Information Cascades in the Classroom

Summary | Full Article (JSTOR)

This article shows how Information Cascades can be demonstrated in a very controlled setting. The example is in a classroom with 3 urns, 3 blue marbles and 3 red marbles. The teacher puts 2 blue marbles and 1 red marble in the first urn (urn A) and 1 blue marble and 2 red marbles in the second urn (urn B). Then the teacher randomly selects one of the first 2 urns (by flip of a coin, for instance) and dumps it into the third urn without the students knowing which urn was chosen. Students are then allowed, one by one, to draw a marble from the third urn with replacement, and then predict which of the urns A or B was chosen and announce it to the rest of the class. Though the students knew the contents of urns A and B, they don’t know which urn was chosen to be dumped into the urn they are choosing from.

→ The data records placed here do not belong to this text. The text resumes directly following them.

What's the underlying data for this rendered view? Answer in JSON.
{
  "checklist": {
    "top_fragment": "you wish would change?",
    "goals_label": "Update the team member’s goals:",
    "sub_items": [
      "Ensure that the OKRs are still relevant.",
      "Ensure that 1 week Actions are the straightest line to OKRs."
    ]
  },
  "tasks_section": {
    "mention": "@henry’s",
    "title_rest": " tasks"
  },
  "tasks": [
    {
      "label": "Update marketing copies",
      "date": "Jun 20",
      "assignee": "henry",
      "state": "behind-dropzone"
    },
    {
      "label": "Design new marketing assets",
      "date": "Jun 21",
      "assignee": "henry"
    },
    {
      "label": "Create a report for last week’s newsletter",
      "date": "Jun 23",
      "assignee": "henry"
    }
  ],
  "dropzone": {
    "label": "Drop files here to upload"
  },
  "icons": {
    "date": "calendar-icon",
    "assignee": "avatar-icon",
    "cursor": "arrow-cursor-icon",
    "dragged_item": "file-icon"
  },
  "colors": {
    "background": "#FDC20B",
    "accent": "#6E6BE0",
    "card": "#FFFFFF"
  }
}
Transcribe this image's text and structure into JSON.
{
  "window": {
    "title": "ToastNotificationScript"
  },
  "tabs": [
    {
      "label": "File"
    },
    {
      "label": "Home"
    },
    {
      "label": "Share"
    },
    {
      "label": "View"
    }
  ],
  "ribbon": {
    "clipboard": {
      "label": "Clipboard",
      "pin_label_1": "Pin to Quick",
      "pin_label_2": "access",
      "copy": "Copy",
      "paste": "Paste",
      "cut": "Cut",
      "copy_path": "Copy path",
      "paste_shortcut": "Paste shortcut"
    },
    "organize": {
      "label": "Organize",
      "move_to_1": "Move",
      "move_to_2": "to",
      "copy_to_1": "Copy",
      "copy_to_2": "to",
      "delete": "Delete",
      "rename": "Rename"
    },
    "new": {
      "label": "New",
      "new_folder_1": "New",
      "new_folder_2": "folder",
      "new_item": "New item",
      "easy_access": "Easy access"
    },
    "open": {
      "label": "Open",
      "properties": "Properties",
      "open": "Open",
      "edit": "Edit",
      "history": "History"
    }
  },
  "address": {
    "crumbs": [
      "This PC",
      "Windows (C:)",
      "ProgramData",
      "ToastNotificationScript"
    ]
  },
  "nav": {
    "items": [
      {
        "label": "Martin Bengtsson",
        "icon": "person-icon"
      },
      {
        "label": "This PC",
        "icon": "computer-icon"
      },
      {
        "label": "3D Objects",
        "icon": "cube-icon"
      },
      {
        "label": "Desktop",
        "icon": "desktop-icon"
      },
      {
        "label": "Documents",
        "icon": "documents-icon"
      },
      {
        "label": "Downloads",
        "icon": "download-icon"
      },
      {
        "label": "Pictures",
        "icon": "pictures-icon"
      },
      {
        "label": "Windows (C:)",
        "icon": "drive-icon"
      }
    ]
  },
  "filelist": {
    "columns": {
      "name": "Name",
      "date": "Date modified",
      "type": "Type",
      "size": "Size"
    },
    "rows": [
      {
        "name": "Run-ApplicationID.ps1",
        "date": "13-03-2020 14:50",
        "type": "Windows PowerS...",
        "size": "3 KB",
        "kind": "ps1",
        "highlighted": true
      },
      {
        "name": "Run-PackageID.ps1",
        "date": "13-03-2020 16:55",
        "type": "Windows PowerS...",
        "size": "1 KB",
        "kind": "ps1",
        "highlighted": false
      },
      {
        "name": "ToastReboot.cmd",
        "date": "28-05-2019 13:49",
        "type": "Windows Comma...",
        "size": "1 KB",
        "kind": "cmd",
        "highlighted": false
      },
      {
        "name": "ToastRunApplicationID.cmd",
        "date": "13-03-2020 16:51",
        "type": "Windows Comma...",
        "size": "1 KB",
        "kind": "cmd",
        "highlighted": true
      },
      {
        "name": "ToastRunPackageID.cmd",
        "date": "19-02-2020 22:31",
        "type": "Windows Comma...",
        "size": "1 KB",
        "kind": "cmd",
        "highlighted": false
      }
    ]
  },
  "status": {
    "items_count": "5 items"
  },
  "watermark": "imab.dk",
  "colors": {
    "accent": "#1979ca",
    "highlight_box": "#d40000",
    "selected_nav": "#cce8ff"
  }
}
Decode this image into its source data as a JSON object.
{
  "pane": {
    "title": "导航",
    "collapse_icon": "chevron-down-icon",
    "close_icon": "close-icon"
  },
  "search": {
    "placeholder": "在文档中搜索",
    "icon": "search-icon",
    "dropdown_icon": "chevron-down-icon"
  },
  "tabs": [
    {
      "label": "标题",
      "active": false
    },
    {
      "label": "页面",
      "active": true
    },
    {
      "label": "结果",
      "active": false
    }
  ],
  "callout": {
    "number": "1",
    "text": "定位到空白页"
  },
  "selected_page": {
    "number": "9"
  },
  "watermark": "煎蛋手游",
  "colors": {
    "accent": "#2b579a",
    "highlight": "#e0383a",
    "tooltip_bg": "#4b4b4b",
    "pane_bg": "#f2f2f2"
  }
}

Nor do the other students in the class know what color the marble is that each student draws, they only know the prediction that student makes.

After following these rules, it tends to be the case that Information Cascading occurs and after the first 2 students, and the subsequent predictions tend to agree with the initial predictions regardless of the color of the marble drawn. Without information sharing (students don’t announce their predictions), this result would be surprising, as if the student picks a blue marble it is twice as likely that the chosen urn was urn A. With information sharing (students do announce their predictions), Information Cascading begins to come into play when additional predictions add no new information to the subsequent drawers. For example, if the first 2 predictions are for urn A, no matter which color of marble the third student draws, he will choose urn A because the first 2 predictions will outweigh the new information from drawing the marble. Therefore, subsequent students do not gain any new information because they cannot infer whether the third student drew a red or blue marble. Information Cascading does not always arise. According to the article, cascades happen only about 80% of the time.